The detection was announced by LIGO at the National Press Club in Washington DC on February 11, 2016.

In addition to its filming of the secret internal confirmation months of the gravitational wave detection and LIGO's continuing breakthrough science, the Advanced LIGO Documentary Project filmed LIGO's Nobel Prize week in Stockholm; three important post-detection lectures by Thorne, Barish and LIGO astrophysicist Alessandra Buonanno. It also filmed the LIGO Scientific Collaboration semi-annual meeting at CERN two weeks after its August 2017 detection of two colliding neutron stars, which launched the new age of multi-messenger astronomy and lead LIGO astrophysicist Daniel Holz to tell the New York Times, "I can't think of a similar situation in the field of science in my lifetime, where a single event provides so many staggering insights about our universe.”

== Productions ==
In June 2016, the Advanced LIGO Documentary Project produced the two LIGO programs at the World Science Festival in New York, including the main stage panel moderated by theoretical physicist and best-selling author Brian Greene, featuring five of the key physicists behind the historic detection, including Rai Weiss and Barry Barish, and four short videos from the Project's exclusive footage inside the discovery. The program streams on YouTube and as of June 2020 has been viewed more than 2.2 million times, making it the third-most viewed full-length program in the World Science Festival's 13 years of streaming.

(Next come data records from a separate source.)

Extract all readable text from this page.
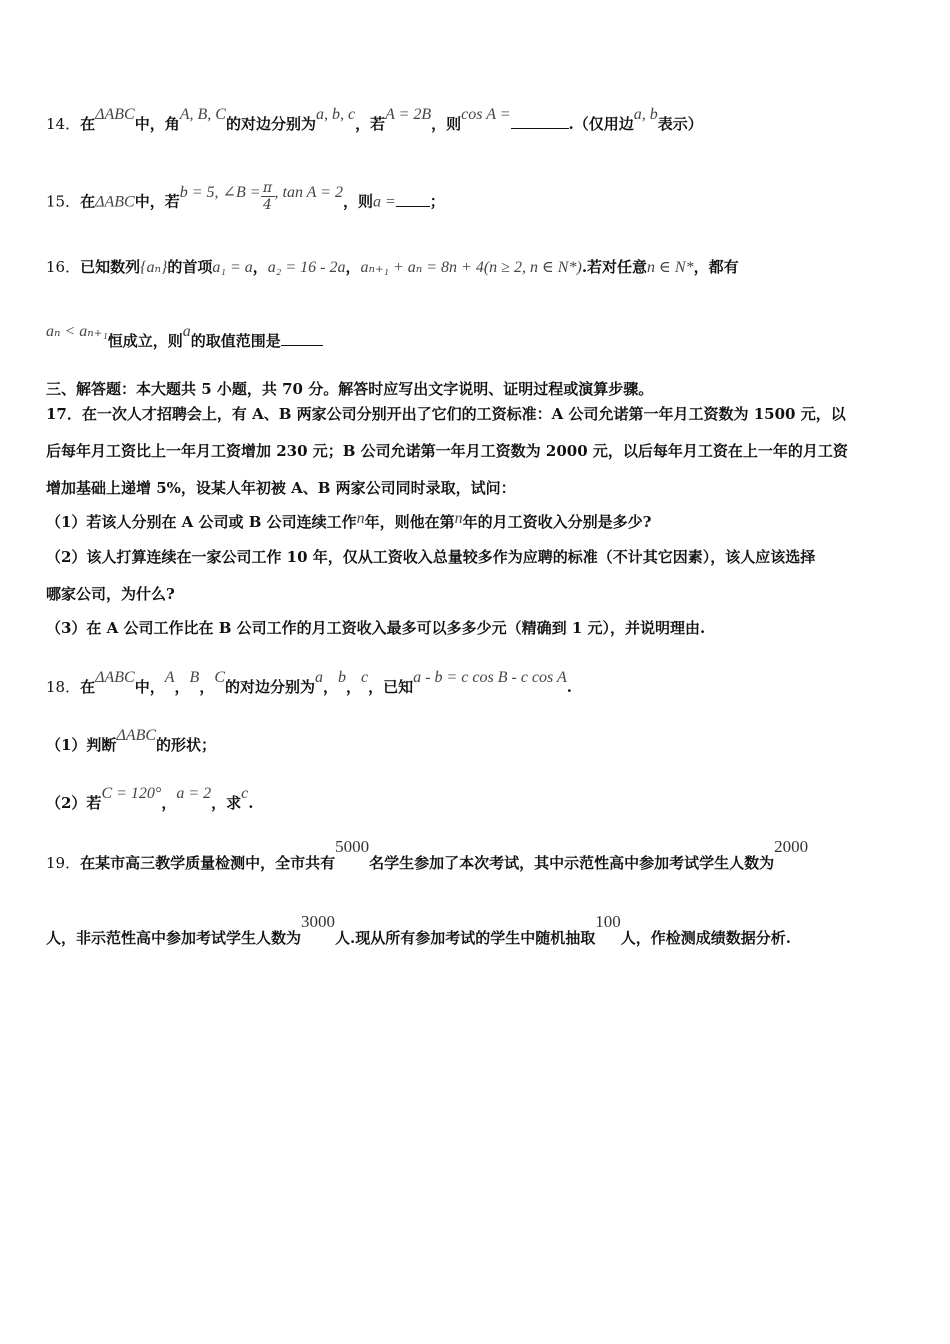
14．在ΔABC中，角A, B, C的对边分别为a, b, c，若A = 2B，则cos A =.（仅用边a, b表示）
15．在ΔABC中，若b = 5, ∠B = $\frac{\pi}{4}$ , tan A = 2，则a = ；
16．已知数列{aₙ}的首项a₁ = a，a₂ = 16 - 2a，aₙ₊₁ + aₙ = 8n + 4(n ≥ 2, n ∈ N*).若对任意n ∈ N*，都有
aₙ < aₙ₊₁恒成立，则a的取值范围是
三、解答题：本大题共 5 小题，共 70 分。解答时应写出文字说明、证明过程或演算步骤。
17．在一次人才招聘会上，有 A、B 两家公司分别开出了它们的工资标准：A 公司允诺第一年月工资数为 1500 元，以
后每年月工资比上一年月工资增加 230 元；B 公司允诺第一年月工资数为 2000 元，以后每年月工资在上一年的月工资
增加基础上递增 5%，设某人年初被 A、B 两家公司同时录取，试问：
（1）若该人分别在 A 公司或 B 公司连续工作n年，则他在第n年的月工资收入分别是多少?
（2）该人打算连续在一家公司工作 10 年，仅从工资收入总量较多作为应聘的标准（不计其它因素），该人应该选择
哪家公司，为什么?
（3）在 A 公司工作比在 B 公司工作的月工资收入最多可以多多少元（精确到 1 元），并说明理由.
18．在ΔABC中，A，B，C的对边分别为a，b，c，已知a - b = c cos B - c cos A.
（1）判断ΔABC的形状；
（2）若C = 120°，a = 2，求c.
19．在某市高三教学质量检测中，全市共有5000名学生参加了本次考试，其中示范性高中参加考试学生人数为2000
人，非示范性高中参加考试学生人数为3000人.现从所有参加考试的学生中随机抽取100人，作检测成绩数据分析.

In the fall of 2016, the Advanced LIGO Documentary Project received a two-year grant from the National Science Foundation to continue its filming of the LIGO project, now with a focus on the new era of gravitational-wave astronomy ushered in by the historic detection of GW150914. In early 2017, MathWorks joined as sponsoring partner.

The first video of A DISCOVERY THAT SHOOK THE WORLD, produced under the NSF grant, was released in spring 2017: "Mirrors That Hang on Glass Threads". The second episode, "The New Age of Gravitational Wave Astronomy", was released in summer 2017. Episode 3, "GW170817: So Many Astonishing Insights About Our Universe", was released in February 2018. The remaining five episodes were released in 2019. Episodes 10, 11 and 12, produced with the support of MathWorks, has been delayed by the pandemic and will be released in 2021.

The channel of Advanced LIGO Documentary Project has more than 30K views on YouTube, which ranks among the top 1 percent in the category of scientific education. In addition to streaming on YouTube, the video series streams on all five LIGO websites, at Caltech, MIT, the LIGO Scientific Collaboration, the LIGO Hanford Observatory and the LIGO Livingston Observatory, and on the Advanced LIGO Documentary Project's Vimeo Site, where it has another 25K views. The series on this site includes a ninth episode bringing together all eight short a-LIGO SNAP profiles at the end of the first eight episodes. The series also will soon be distributed online by the National Science Foundation's Science Zone educational network.

== Book ==

On September 5, 2020, the fifth anniversary of LIGO's historic discovery, Les Guthman published a book based on the video series, with the same title, LIGO: A Discovery That Shook the World.